Durante los cumpleaños se aprecian ciertas actitudes que convendrá reconducir en la educación de los niños:

a) “El cabecilla”. Es un niño con gran poder de decisión que con sus ideas arrastra a los demás y a veces dificulta el adecuado protagonismo del celebrante o rivaliza con él. Correctamente inducido puede ayudar mucho al éxito de la fiesta.
b) “El caprichoso”. Se obsesiona con lo que le apetece y no quiere jugar a otra cosa. Se enfada si no se cumplen sus deseos y se niega rotundamente a jugar a lo que dicen los demás. Puede sabotear el cumpleaños pero bien llevado se puede integrar.
c) “El timidillo”. Tiende al aislamiento y se muestra apático para jugar. Necesita ser muy estimulado. Lo importante es lograr que juegue.
d) “El sectario”. Evita relacionarse con los que no son como él o con quienes no conoce bien. Es bueno ayudarle a que se abra a todos.
e) “El gracioso”. Le gusta llamar la atención y es capaz de hacer cualquier gansada para lograrlo. Si se le reorienta, podrá contribuir a la alegría de la celebración con sus salidas ingeniosas y buen humor.

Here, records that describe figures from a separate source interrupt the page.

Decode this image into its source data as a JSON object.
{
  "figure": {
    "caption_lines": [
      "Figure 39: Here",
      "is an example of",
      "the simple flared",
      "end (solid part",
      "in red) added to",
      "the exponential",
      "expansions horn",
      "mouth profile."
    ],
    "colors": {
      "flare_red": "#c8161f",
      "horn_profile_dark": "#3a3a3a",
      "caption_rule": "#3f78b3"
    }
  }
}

f) “El quejoso”. Nunca está de acuerdo con nada y siempre desvaloriza lo que otros hacen, dicen y ofrecen. Conviene ayudarle a caer en la cuenta y que se fije en cosas positivas y buenas.
g) “El destructivo”. No habla; chilla y gusta de manoseo físico y los empujones. Tiende a romper situaciones, presentaciones, dinámicas con gracias pesadas y de mal gusto. Si se le conoce, es bueno inducirle antes de entrar en el cumpleaños para que se ajuste a las normas y si no es capaz, conviene que padezca las consecuencias de forma inmediata.